This story was originally published by the WND News Center.
It’s being called a victory for grandmothers, although it actually will help entire families.
A court in Wisconsin ruled that the state cannot ban people from making and selling homemade, shelf-stable foods directly to consumers.
Shelf-stable would mean foods like fudges, doughnuts, and roasted coffee beans that do not need any refrigeration to stay safe.
It’s the Institute for Justice that announced the victory in its court fight, citing the decision from Lafayette County Circuit Court Judge Rhonda L. Lanford.
She concluded that “Wisconsinites may use their own home kitchens to support their families with sales of safe foods,” the IJ reported.
The organization explained the background: “Wisconsin was one of the very few states that had banned virtually all sales of homemade food, requiring that people instead pay to utilize an off-site commercial kitchen. In 2017, a legal challenge from a group of home bakers led a Wisconsin court to declare the ban on baked goods to be unconstitutional. But Wisconsin continued to ban the sale of other homemade shelf-stable foods, like chocolates, candies, dried goods, and roasted coffee beans. This lawsuit, launched in February 2021, sought to change that.”

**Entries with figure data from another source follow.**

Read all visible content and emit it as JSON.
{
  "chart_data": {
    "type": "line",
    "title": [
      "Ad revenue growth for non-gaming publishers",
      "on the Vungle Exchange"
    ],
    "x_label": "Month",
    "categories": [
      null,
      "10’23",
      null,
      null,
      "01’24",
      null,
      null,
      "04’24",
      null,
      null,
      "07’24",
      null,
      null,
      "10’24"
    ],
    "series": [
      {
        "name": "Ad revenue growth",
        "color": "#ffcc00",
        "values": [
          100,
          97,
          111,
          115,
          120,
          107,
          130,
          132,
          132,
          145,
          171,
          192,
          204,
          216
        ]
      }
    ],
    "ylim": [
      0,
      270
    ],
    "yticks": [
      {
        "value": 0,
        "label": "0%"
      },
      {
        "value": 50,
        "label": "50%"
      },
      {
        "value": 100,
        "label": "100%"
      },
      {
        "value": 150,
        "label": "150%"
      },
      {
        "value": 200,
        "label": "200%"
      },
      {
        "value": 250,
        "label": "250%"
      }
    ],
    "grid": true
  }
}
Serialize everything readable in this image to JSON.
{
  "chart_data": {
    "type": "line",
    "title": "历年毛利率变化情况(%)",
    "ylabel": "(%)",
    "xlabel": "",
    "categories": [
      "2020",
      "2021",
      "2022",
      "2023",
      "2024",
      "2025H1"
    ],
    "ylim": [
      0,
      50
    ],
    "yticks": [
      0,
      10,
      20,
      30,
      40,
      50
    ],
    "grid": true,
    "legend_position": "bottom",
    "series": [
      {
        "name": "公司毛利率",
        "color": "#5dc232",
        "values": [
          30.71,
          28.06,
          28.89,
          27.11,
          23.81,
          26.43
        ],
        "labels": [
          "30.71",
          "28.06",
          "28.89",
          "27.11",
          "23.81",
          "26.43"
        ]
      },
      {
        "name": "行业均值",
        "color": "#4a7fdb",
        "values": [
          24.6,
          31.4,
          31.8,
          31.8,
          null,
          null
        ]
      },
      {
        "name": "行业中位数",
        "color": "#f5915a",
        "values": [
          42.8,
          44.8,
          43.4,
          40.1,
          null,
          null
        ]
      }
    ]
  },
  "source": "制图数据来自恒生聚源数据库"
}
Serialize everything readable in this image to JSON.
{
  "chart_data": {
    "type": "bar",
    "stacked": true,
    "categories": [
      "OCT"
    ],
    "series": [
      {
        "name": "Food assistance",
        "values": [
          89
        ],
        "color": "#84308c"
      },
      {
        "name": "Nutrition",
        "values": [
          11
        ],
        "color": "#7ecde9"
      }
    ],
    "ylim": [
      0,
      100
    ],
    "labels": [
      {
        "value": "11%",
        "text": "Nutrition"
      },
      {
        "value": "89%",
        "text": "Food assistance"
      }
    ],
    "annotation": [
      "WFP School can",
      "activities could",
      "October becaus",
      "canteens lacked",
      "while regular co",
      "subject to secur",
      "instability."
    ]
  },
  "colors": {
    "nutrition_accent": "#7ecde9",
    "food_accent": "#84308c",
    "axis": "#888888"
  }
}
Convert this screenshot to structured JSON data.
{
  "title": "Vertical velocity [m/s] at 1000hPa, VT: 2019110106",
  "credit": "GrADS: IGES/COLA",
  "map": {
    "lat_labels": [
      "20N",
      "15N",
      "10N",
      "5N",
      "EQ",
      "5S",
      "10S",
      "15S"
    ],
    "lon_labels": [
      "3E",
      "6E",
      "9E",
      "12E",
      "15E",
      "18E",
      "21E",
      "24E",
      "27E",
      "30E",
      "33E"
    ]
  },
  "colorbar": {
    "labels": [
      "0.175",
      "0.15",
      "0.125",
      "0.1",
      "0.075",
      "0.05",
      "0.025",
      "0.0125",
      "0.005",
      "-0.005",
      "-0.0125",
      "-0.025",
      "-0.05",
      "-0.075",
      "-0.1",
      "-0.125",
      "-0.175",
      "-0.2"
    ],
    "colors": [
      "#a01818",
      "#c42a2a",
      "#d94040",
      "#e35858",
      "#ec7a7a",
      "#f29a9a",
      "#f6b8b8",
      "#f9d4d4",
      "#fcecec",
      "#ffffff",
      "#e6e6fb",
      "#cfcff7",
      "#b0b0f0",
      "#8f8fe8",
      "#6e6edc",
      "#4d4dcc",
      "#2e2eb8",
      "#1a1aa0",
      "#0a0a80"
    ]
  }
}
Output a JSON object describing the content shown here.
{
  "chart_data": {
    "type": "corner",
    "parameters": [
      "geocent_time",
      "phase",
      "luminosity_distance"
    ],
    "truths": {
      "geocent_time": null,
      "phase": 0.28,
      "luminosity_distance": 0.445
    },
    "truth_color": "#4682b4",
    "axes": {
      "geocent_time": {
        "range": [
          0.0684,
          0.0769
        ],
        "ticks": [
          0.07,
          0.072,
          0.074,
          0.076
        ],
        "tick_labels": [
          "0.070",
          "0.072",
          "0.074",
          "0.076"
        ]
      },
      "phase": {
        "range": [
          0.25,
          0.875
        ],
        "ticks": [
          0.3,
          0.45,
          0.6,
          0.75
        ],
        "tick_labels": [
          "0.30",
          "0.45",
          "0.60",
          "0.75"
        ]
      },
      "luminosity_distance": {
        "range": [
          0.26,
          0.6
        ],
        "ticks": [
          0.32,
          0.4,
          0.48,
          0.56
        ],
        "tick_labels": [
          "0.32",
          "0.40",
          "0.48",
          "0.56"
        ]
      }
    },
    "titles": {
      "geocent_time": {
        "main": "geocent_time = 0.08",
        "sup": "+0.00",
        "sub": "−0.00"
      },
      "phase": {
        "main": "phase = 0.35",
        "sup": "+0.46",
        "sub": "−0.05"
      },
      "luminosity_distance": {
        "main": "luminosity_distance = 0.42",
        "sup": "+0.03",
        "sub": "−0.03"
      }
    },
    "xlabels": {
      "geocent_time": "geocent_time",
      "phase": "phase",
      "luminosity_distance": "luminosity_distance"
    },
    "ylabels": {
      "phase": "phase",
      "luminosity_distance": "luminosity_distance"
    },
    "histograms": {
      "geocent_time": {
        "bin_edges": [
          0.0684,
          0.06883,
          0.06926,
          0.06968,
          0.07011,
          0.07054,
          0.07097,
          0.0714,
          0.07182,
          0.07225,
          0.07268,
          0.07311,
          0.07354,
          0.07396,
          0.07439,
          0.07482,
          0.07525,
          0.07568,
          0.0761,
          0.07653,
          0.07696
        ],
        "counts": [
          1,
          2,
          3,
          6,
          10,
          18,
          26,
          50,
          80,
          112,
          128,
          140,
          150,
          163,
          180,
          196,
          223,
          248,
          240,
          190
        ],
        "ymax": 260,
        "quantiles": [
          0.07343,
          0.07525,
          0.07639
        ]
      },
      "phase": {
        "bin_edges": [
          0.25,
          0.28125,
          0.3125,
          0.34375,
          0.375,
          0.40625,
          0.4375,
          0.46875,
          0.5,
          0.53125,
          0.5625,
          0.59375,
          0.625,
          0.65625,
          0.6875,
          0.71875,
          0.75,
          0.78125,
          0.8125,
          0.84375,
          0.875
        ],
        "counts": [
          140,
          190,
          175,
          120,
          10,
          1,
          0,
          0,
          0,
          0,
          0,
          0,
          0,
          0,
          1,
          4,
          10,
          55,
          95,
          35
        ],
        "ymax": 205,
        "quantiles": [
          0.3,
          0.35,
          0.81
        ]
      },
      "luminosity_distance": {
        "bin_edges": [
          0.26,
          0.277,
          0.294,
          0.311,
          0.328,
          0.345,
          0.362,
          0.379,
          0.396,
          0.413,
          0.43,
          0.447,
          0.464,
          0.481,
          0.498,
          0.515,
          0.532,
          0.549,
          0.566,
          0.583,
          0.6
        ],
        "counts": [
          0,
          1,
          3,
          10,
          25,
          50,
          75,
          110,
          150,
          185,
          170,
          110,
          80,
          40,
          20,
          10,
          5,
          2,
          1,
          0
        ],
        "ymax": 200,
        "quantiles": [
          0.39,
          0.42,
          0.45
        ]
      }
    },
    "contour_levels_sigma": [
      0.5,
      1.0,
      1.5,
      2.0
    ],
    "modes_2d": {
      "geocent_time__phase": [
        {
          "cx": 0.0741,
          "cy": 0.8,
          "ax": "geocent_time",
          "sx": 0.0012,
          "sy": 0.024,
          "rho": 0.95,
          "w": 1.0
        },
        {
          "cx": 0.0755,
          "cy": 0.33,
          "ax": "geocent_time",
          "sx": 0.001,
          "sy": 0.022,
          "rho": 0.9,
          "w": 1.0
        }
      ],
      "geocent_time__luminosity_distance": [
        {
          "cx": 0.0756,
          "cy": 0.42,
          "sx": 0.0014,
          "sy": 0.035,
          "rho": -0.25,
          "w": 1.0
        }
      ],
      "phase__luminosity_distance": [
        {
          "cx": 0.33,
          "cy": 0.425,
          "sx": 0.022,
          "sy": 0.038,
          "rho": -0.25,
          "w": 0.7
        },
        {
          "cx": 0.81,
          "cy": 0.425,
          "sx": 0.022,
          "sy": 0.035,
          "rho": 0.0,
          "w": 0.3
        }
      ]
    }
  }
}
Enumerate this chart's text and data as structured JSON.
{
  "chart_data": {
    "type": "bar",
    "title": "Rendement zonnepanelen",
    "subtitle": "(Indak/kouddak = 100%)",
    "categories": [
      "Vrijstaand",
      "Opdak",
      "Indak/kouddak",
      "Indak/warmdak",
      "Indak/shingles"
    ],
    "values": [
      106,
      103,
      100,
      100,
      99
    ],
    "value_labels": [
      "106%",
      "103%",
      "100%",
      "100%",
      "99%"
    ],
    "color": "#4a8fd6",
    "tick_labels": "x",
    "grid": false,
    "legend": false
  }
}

“We are thrilled with the court’s decision,” said Lisa Kivirist, a home baker and plaintiff in both the original and current lawsuits. “This win is going to be a game changer for so many in Wisconsin.”
The IJ explained another plaintiff, Dela Ends, now can sell soup mixes, tea mixes, and dehydrated vegetables.
“Rising prices have left many people struggling to make ends meet, and any additional source of revenue for home-based food producers would be helpful to Wisconsin families like Dela’s. Dela said that a victory in the lawsuit could help her bed-and-breakfast business, and it would allow her to cook more than breakfast,” the IJ reported.
Senior IJ lawyer Justin Pearson said, “Wisconsin’s own regulators repeatedly admitted that this ban made no sense and only existed because powerful groups like the Wisconsin Bakers Association pushed for it. Legislators are not allowed to hurt the little guy just because their powerful friends asked them to.”
Now, said IJ lawyer Suranjan Sen, “If a grandmother wants to sell a piece of perfectly safe, homemade fudge to her neighbor, that is her right—and bureaucrats in Madison may not stand in the way.”